Book Review – Vital Signs, Volume 20

Author: The Worldwatch Institute’s  (Island Press, 2013)

The threat of terror is around every corner in 21st century life, or so it would so frequently seem. As I pried open the pages of The Worldwatch Institute’s Vital Signs: Volume 20, I was nervous that I would need to be medicated while reading through its pages, rife with what I could only assume would be the most terrifying facts I’d never want to know. It didn’t fail to disappoint in this regard, but where I was pleasantly surprised was how enthralled I was in the content.

The book read like a “Farmer’s Almanac” of world events, many of which we hear about every day in the form of lax newspaper journalism. Vital Signs, on the other hand, delivers a headline, and then sticks to the facts no matter how droll or terrifying. There is some artistic license within some of the different author’s styles, but not much. On the whole, it reads like an account of statistical events, meant to serve as a guide for other endeavours; a handbook for the evolving human.

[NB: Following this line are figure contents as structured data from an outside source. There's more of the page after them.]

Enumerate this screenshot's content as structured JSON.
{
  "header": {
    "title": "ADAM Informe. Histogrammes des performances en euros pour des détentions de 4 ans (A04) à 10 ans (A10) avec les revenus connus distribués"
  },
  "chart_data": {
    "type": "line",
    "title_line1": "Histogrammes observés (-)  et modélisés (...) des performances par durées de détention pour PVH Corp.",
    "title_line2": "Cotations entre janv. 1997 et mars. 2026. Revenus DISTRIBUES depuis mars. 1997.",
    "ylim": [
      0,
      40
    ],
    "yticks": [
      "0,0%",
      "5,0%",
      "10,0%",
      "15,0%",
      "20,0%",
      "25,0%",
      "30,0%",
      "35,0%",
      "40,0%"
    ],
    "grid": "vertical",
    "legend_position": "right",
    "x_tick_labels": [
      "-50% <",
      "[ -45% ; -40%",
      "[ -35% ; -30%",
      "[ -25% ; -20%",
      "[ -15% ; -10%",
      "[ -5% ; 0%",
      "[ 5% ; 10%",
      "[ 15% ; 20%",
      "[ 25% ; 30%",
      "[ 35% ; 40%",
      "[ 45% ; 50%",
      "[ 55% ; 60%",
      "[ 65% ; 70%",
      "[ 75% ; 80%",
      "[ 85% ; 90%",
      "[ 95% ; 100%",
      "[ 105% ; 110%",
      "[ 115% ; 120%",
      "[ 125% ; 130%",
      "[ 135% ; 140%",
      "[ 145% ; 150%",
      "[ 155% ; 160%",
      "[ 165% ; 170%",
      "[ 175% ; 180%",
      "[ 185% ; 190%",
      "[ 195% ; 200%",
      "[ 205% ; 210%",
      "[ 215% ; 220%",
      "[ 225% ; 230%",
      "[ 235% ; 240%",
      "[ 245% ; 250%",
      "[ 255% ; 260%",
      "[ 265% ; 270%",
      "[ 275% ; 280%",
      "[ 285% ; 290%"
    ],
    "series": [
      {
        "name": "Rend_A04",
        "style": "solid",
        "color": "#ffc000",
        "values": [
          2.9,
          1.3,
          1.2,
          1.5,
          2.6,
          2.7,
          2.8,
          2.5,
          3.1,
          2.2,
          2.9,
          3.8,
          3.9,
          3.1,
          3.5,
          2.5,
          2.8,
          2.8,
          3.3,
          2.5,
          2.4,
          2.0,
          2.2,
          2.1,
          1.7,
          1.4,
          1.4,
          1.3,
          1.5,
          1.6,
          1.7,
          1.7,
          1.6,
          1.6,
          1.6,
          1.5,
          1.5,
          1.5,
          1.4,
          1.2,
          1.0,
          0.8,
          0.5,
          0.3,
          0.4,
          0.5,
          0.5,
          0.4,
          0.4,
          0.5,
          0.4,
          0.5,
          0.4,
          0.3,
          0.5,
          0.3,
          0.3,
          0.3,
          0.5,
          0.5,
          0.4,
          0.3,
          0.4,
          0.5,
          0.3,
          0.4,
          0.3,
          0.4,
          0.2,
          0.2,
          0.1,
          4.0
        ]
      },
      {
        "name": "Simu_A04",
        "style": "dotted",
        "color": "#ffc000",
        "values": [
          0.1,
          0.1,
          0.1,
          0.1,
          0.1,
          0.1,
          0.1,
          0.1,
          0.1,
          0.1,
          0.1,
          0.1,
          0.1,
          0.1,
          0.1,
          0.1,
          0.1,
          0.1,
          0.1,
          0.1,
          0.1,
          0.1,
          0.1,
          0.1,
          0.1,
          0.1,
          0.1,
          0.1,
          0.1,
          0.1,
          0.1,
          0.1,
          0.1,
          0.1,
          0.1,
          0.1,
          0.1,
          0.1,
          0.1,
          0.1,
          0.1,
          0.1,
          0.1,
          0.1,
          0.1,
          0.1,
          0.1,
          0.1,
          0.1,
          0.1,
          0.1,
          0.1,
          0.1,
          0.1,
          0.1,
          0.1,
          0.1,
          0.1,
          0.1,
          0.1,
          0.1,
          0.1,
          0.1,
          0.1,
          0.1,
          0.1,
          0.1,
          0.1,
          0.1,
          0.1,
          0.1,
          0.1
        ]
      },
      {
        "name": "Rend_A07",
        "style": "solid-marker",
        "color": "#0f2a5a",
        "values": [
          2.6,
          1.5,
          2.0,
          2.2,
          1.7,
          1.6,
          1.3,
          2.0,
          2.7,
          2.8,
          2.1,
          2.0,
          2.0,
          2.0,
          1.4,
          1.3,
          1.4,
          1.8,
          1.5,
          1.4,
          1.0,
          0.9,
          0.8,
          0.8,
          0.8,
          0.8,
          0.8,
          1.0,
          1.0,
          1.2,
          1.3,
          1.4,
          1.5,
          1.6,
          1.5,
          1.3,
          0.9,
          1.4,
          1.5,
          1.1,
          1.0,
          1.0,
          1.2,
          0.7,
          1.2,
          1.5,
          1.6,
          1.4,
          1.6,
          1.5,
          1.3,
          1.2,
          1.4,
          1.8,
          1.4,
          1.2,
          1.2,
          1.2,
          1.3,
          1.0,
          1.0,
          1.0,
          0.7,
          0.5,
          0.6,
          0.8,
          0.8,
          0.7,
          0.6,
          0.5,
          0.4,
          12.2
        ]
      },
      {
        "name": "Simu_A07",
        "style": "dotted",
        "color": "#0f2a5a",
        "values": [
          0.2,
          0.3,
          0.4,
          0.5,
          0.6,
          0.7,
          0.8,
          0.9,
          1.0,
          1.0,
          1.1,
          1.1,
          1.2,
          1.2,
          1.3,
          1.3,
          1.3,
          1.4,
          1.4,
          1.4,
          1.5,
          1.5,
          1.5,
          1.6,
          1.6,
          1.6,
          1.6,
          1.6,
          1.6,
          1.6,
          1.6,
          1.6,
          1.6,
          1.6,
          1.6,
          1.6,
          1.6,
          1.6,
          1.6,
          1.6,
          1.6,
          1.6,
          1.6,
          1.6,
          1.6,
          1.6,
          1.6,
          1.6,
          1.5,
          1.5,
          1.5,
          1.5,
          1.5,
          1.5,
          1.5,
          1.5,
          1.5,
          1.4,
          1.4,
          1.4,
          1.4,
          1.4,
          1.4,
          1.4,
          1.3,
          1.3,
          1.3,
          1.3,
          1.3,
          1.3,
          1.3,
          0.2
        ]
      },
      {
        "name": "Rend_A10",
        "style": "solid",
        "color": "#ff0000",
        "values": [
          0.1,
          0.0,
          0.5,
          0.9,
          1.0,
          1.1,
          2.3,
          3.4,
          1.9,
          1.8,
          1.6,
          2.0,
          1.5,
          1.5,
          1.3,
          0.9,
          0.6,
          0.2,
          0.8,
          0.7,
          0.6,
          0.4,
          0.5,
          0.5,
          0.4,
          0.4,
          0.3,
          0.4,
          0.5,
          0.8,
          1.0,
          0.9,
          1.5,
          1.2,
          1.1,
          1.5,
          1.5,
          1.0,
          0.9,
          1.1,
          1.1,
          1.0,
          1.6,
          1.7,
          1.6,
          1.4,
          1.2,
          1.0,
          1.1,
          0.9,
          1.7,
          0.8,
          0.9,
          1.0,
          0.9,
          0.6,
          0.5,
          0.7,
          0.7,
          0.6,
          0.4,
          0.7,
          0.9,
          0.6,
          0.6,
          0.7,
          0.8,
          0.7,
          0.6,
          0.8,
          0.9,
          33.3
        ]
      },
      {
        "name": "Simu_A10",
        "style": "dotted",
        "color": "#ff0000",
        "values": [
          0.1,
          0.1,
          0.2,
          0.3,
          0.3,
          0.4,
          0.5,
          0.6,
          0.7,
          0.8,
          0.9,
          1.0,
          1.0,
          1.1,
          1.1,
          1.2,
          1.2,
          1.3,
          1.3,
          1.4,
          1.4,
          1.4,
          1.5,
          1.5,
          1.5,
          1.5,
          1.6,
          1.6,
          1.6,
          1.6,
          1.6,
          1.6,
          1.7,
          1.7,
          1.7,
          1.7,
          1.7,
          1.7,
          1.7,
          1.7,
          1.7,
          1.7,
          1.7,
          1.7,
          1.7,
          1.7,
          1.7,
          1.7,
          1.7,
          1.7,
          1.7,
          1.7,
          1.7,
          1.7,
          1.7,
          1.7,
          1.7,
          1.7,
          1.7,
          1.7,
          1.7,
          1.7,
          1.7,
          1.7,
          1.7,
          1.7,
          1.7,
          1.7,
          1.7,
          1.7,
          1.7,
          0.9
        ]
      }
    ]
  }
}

Within its pages were topics one would expect, such as global warming, sea levels rising, global water shortages and an increase in natural disasters.  However, many sections were new and informative. Learning about the auto industry, for example, makes one understand and connect seemingly diverse issues such as commerce and the economy, subsidies for gas giants and advertising, pharmaceutical companies, as well as the agriculture world and it’s constantly changing face.

With this in mind, Vital Signs does an excellent job of linking elements which may seem completely irrelevant to each another,  having more of an impact than one could originally imagine. Drawing links between how advertising budgets are directly related to diseases we are susceptible to from eating animals pumped full of antibiotics as a result from the US allowing direct-to-consumer advertising from pharmaceutical companies is not an idea one would pick up on a street corner, or in a copy of your local newspaper, for example.

These connections don’t always make sense at first, but as Vital Signs breaks them down and relates these topics, one gets a clearer picture of how advertising and pharmaceutical companies support large-scale agriculture advances (to stick with the current train of thought). These lines that tie the world together are surreptitiously hidden just beyond our field of view, but Vital Signs does an amazing job of bringing everything into focus.

Also noteworthy is that while this is not the feel good bestseller of the year, there are glimmers of connections that can be made where people doing good in the world stand out. Vital Signs does just as good a job at highlighting  the many positives hidden amongst the negatives. Female farmers getting more of a say in international markets, economies returning to healthier states, smarter fishing and aquaculture advances, as well as more investments in smart grid systems and renewable energy, just to name a few.

It is clear the world outlook can be unsettlingly dark and dreary at this point in history, and a purely factual book would only seem likely to prey on this belief and make life seem that much more dismal, or flip to the opposite and skew the facts to sweep the world’s problems under the rug. Vital Signs did neither. It spoke clearly and rationally with some emotional flair, but delivered what it intended to deliver: facts about our world and it’s development, in an unbiased and veritable layout.

As such, it is well worth a read, at this time, in particular……as we all reflect on the year that has just past and chart a course for the year ahead.


Jeremy Senko is happily lost in the world of theoretical architecture and design. He is forever a student at heart, consistently reading, experiencing and learning about the world he inhabits. More specifically, he recently completed his Bachelor of Interior Design at Kwantlen Polytechnic University, where he pushed the limits (and the patience) of his professors.